Рисунок роли меняется: от ледяного спокойствия к экстатичности, пиком которой является сцена поединка с Ротвангом. Рядом с инфернальным полюсом Фредерсен «заражается» соответствующей духовностью, когда же следит за поединком сына с Ротвангом, вочеловечивается благодаря пробужденной отцовской любви.

В сущности, в финале, когда он все-таки протягивает руку примирения рабочему Грогу, авторы ставят акцент на возрождении его человеческого начала, а не на разрешении социальных противоречий. На это указывает всё тот же экспрессионизм, для которого программна тема обязанности человека найти себя в глубинах своего сердца (в смысле, о котором писал Вышеславцев), стать собой, пережив мистическую тайну. Этот путь проходит его сын, поэтому он и герой, а Фредерсену до этого далеко – его возрождение начинается с обретения естественных душевных рефлексов любить пока еще своих самых близких. Фредер, который называет всех своими братьями (вслед за Марией, когда та, показывая детям рабочих завсегдатаев вечного сада, говорит: «Посмотрите, дети, это ваши братья!»), в глубине своего сердца открывает всю полноту любви ко всем людям (вспоминается мысль Толстого о страдании от невозможности любить все человечество сразу).

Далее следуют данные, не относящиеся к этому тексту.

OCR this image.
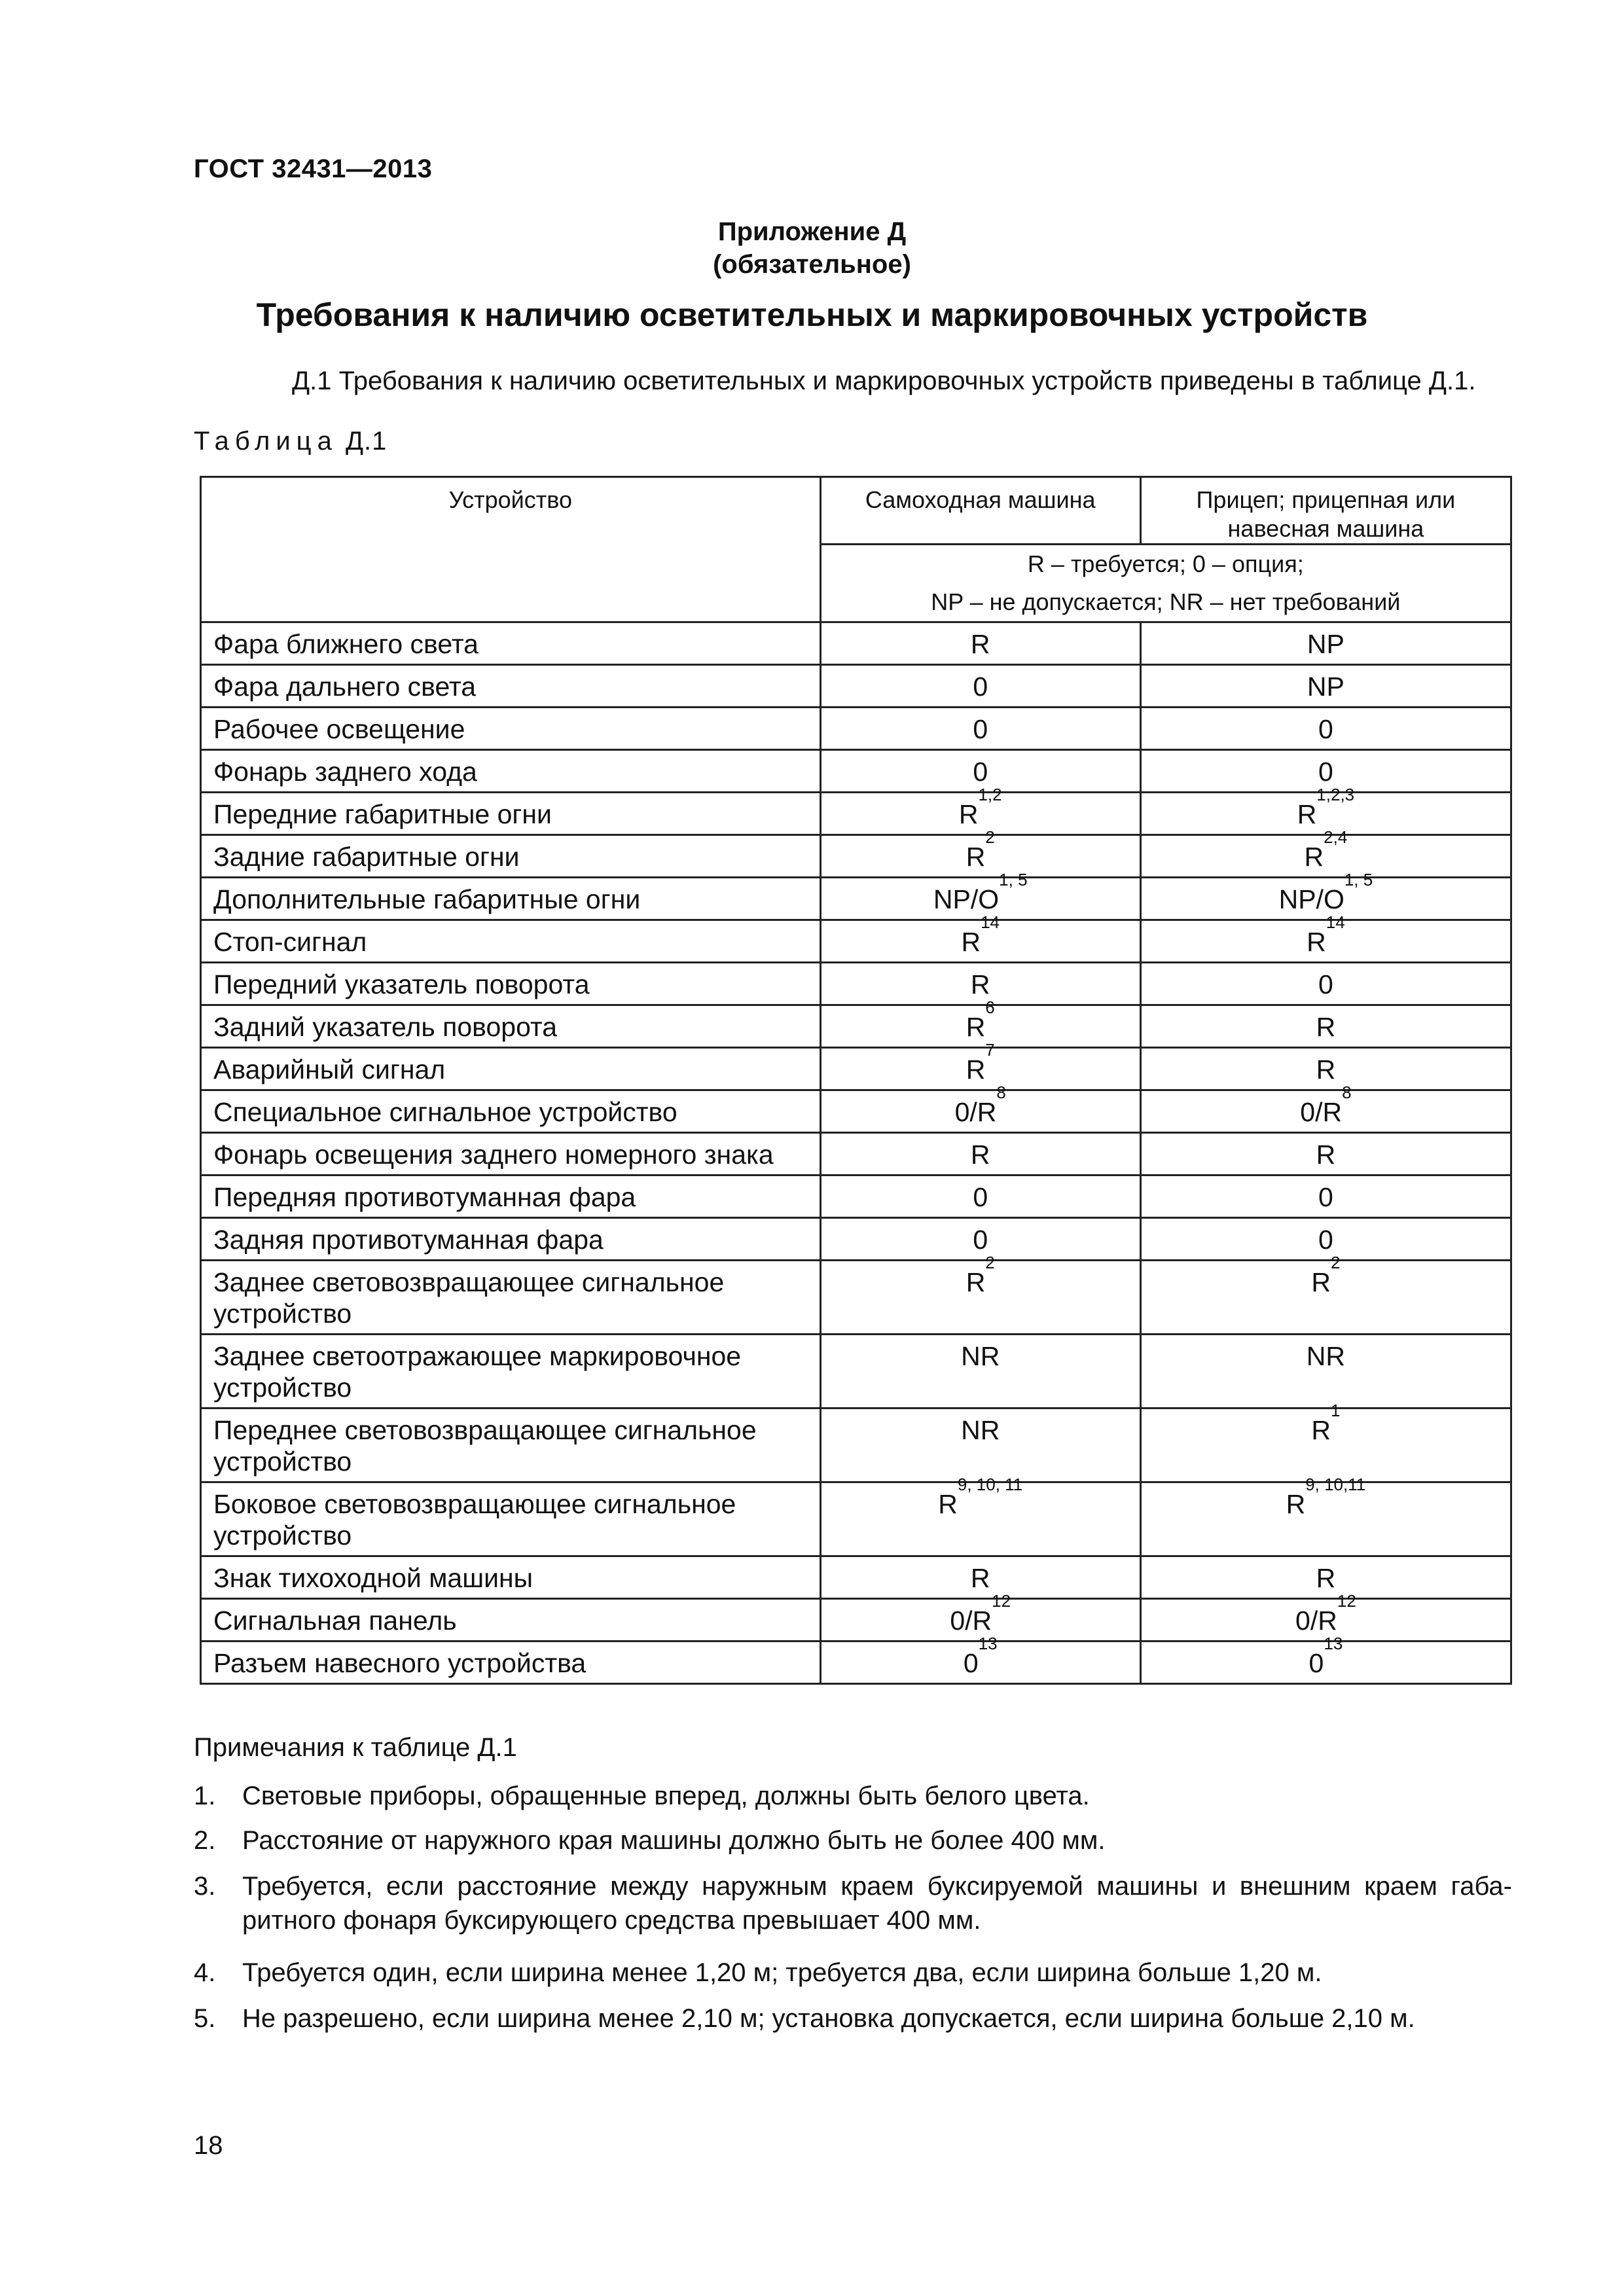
ГОСТ 32431—2013
Приложение Д
(обязательное)
Требования к наличию осветительных и маркировочных устройств
Д.1 Требования к наличию осветительных и маркировочных устройств приведены в таблице Д.1.
Таблица Д.1
Устройство	Самоходная машина	Прицеп; прицепная или навесная машина

	R – требуется; 0 – опция;
NP – не допускается; NR – нет требований	

Фара ближнего света	R	NP
Фара дальнего света	0	NP
Рабочее освещение	0	0
Фонарь заднего хода	0	0
Передние габаритные огни	R$^{1,2}$	R$^{1,2,3}$
Задние габаритные огни	$R^2$	R$^{2,4}$
Дополнительные габаритные огни	$NP/O^{1, 5}$	$NP/O^{1, 5}$
Стоп-сигнал	$R^{14}$	$R^{14}$
Передний указатель поворота	R	0
Задний указатель поворота	$R^6$	R
Аварийный сигнал	$R^7$	R
Специальное сигнальное устройство	$0/R^8$	$0/R^8$
Фонарь освещения заднего номерного знака	R	R
Передняя противотуманная фара	0	0
Задняя противотуманная фара	0	0
Заднее световозвращающее сигнальное устройство	$R^2$	$R^2$
Заднее светоотражающее маркировочное устройство	NR	NR
Переднее световозвращающее сигнальное устройство	NR	$R^1$
Боковое световозвращающее сигнальное устройство	R$^{9, 10, 11}$	R$^{9, 10,11}$
Знак тихоходной машины	R	R
Сигнальная панель	$0/R^{12}$	$0/R^{12}$
Разъем навесного устройства	$0^{13}$	$0^{13}$
Примечания к таблице Д.1
1. Световые приборы, обращенные вперед, должны быть белого цвета.
2. Расстояние от наружного края машины должно быть не более 400 мм.
3. Требуется, если расстояние между наружным краем буксируемой машины и внешним краем габа-ритного фонаря буксирующего средства превышает 400 мм.
4. Требуется один, если ширина менее 1,20 м; требуется два, если ширина больше 1,20 м.
5. Не разрешено, если ширина менее 2,10 м; установка допускается, если ширина больше 2,10 м.
18
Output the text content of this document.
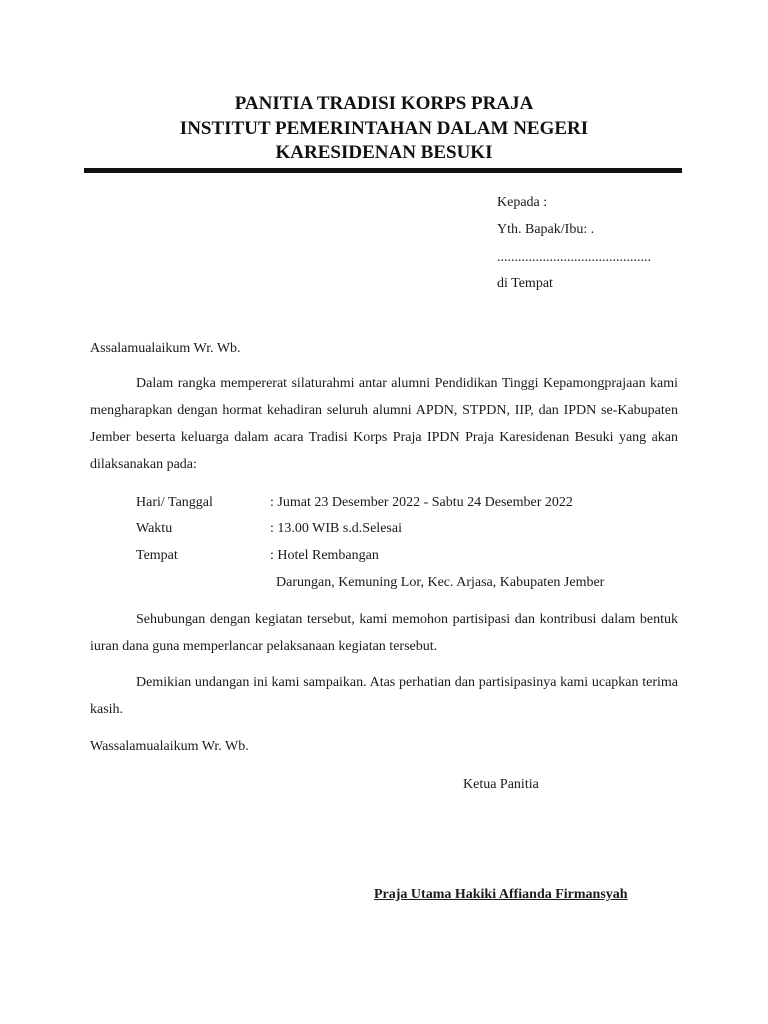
PANITIA TRADISI KORPS PRAJA
INSTITUT PEMERINTAHAN DALAM NEGERI
KARESIDENAN BESUKI
Kepada :
Yth. Bapak/Ibu: .
............................................
di Tempat
Assalamualaikum Wr. Wb.
Dalam rangka mempererat silaturahmi antar alumni Pendidikan Tinggi Kepamongprajaan kami mengharapkan dengan hormat kehadiran seluruh alumni APDN, STPDN, IIP, dan IPDN se-Kabupaten Jember beserta keluarga dalam acara Tradisi Korps Praja IPDN Praja Karesidenan Besuki yang akan dilaksanakan pada:
Hari/ Tanggal	: Jumat 23 Desember 2022 - Sabtu 24 Desember 2022
Waktu	: 13.00 WIB s.d.Selesai
Tempat	: Hotel Rembangan
Darungan, Kemuning Lor, Kec. Arjasa, Kabupaten Jember
Sehubungan dengan kegiatan tersebut, kami memohon partisipasi dan kontribusi dalam bentuk iuran dana guna memperlancar pelaksanaan kegiatan tersebut.
Demikian undangan ini kami sampaikan. Atas perhatian dan partisipasinya kami ucapkan terima kasih.
Wassalamualaikum Wr. Wb.
Ketua Panitia
Praja Utama Hakiki Affianda Firmansyah
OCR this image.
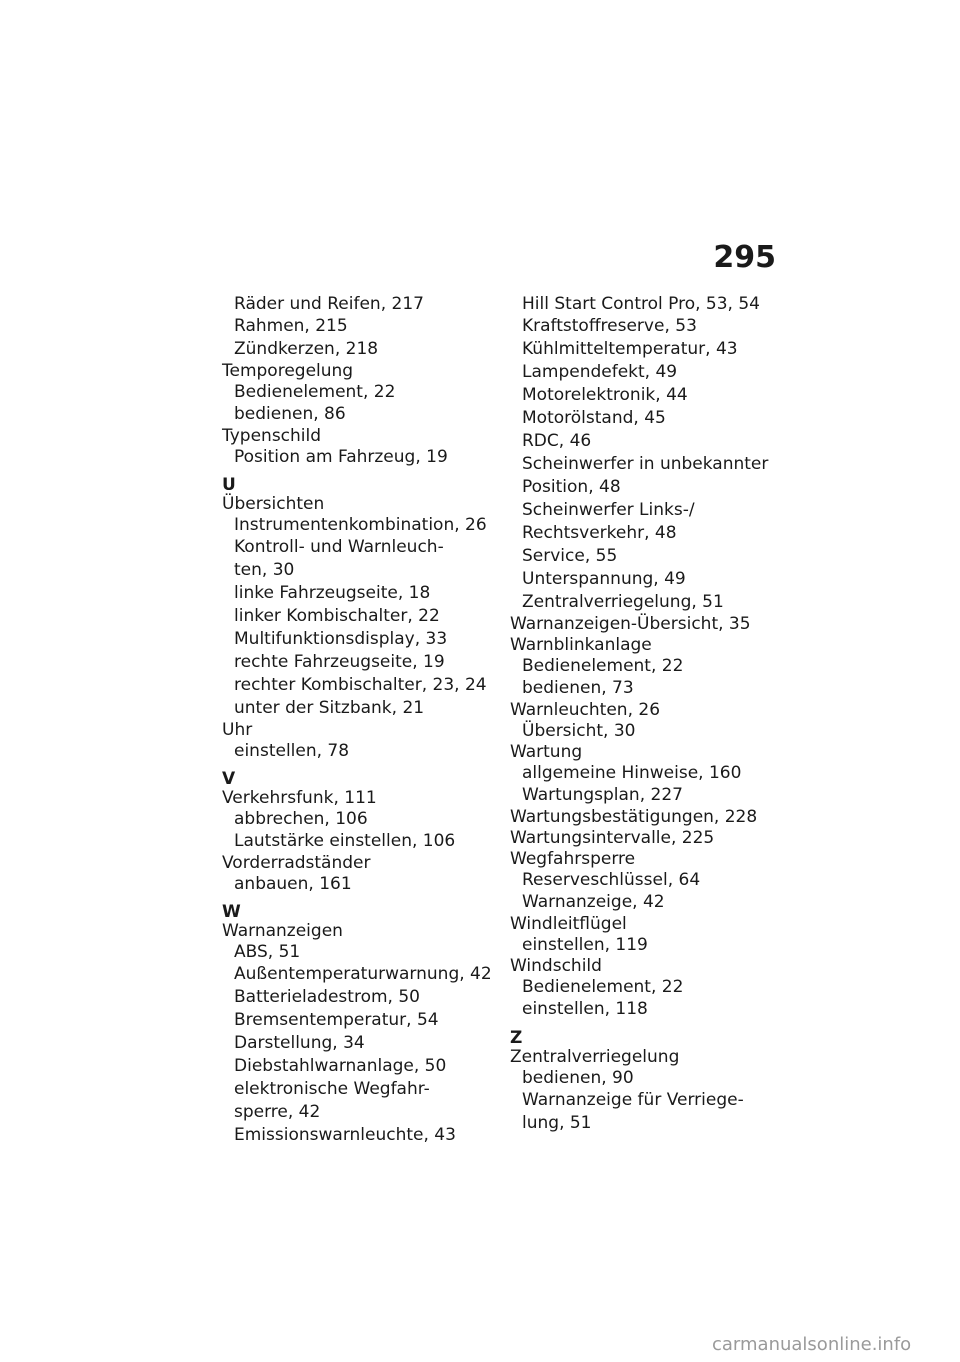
295
Räder und Reifen, 217
Rahmen, 215
Zündkerzen, 218
Temporegelung
Bedienelement, 22
bedienen, 86
Typenschild
Position am Fahrzeug, 19
U
Übersichten
Instrumentenkombination, 26
Kontroll- und Warnleuch-
ten, 30
linke Fahrzeugseite, 18
linker Kombischalter, 22
Multifunktionsdisplay, 33
rechte Fahrzeugseite, 19
rechter Kombischalter, 23, 24
unter der Sitzbank, 21
Uhr
einstellen, 78
V
Verkehrsfunk, 111
abbrechen, 106
Lautstärke einstellen, 106
Vorderradständer
anbauen, 161
W
Warnanzeigen
ABS, 51
Außentemperaturwarnung, 42
Batterieladestrom, 50
Bremsentemperatur, 54
Darstellung, 34
Diebstahlwarnanlage, 50
elektronische Wegfahr-
sperre, 42
Emissionswarnleuchte, 43
Hill Start Control Pro, 53, 54
Kraftstoffreserve, 53
Kühlmitteltemperatur, 43
Lampendefekt, 49
Motorelektronik, 44
Motorölstand, 45
RDC, 46
Scheinwerfer in unbekannter
Position, 48
Scheinwerfer Links-/
Rechtsverkehr, 48
Service, 55
Unterspannung, 49
Zentralverriegelung, 51
Warnanzeigen-Übersicht, 35
Warnblinkanlage
Bedienelement, 22
bedienen, 73
Warnleuchten, 26
Übersicht, 30
Wartung
allgemeine Hinweise, 160
Wartungsplan, 227
Wartungsbestätigungen, 228
Wartungsintervalle, 225
Wegfahrsperre
Reserveschlüssel, 64
Warnanzeige, 42
Windleitflügel
einstellen, 119
Windschild
Bedienelement, 22
einstellen, 118
Z
Zentralverriegelung
bedienen, 90
Warnanzeige für Verriege-
lung, 51
carmanualsonline.info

О том духовном влиянии, которое оказывает Фредер на окружающих, говорят сюжетные линии Йосафата и Георга (рабочий, которого Фредер заменил у машины и дал свою одежду в обмен на его робу, отпустив «на свободу» в верхний город). Хотя в фильме нигде не произносится имя Христа, жертвенный поступок Фредера и ответный Георга (он заслонит сына хозяина Метрополиса, когда того пытается убить разъяренная толпа рабочих, и погибнет вместо него), конечно, адресуют нас к словам Христа о том, что нет большего подвига, чем положить жизнь свою за ближнего своего. Для рабочего, который до этого момента был похож на биоробота, такой поступок – качественный переход на другую степень существования: он обретает свое человеческое Я. Для Йосафата, который из клерка-машины становится другом Фредера и несет эту личную ответственность за другого человека, всячески помогая другу выполнить предназначенную ему миссию, – это тоже обретенное Я.

В фильме явственен мотив провидения, которое предъявляет свои права героям (Фредер был предназначен на роль посредника-сердца) и оберегает тех от всех возможных отклонений от заданного «сюжета». Если в «Нибелунгах» рок неумолим был к Зигфриду, то в «Метрополисе» Чья-то рука спасительно ведет Фредера.

Как Ротванг имеет необыкновенную интуицию, так и Фредер обладает сверхчувственными способностями. Он визионер: видит жертвоприношение Молоху (это совсем не троп, указывающий на подобие явлений – это реальное жертвоприношение свирепому языческому божеству, которое Фредер видит, как видит и его продолжение – принесение рабочих в жертву главной машине Метрополиса: в метафизике нет времени – вспомним слова Вышеславцева, что в глубинах своего сердца человек встречается с вечностью); видит Вавилонскую блудницу-Лже-Марию. Он видит суть вещей и явлений (как и положено в экспрессионистском произведении).

Ланг, который очень емко монтирует текст, сводя события, происходящие в разных пространствах, как слова в одном предложении (экспрессионистская манера), применяет этот прием и в этом эпизоде: Фредер в бреду видит танцующую Вавилонскую блудницу (крупный план), которая потом (на среднем и общем) показана как представление в Йошиваре. Видение Фредера и спектакль совпадают. То, что именно этот смысл – Фредер-визионер видит этот танец духовными очами, а не в бреду, – указывает та деталь, что стоящего у его кровати шпика Тонкого он видит в монашеской одежде с Апокалипсисом в руках. Тонкий – не однозначный персонаж. С одной стороны, он выполняет задание отца и следит за Фредером, с другой, – выполняет задание Кого-то ещё. Так, он находит Георга в Йошиваре и возвращает того вниз. Но Йошивара для чистой души молодого человека в духовном плане страшнее, чем подземный завод. Он словно испытывает Йосафата на верность другу. Поэтому верность эта ценнее, чем та, которую мы храним, ничем не искушаемые, и Йосафат обретает свое Я. Тонкий сообщает Йоху о катастрофе затопляемого города, где находится его сын, и на вопрос хозяина города: «Где мой сын?» – он грозно отвечает: «Завтра тебя многие спросят: где мой сын, Йох Фредерсен?» Вот почему Фред видит Тонкого в монашеской одежде – это совсем не бред больного, он прозревает сущностное в человеке, его миссию.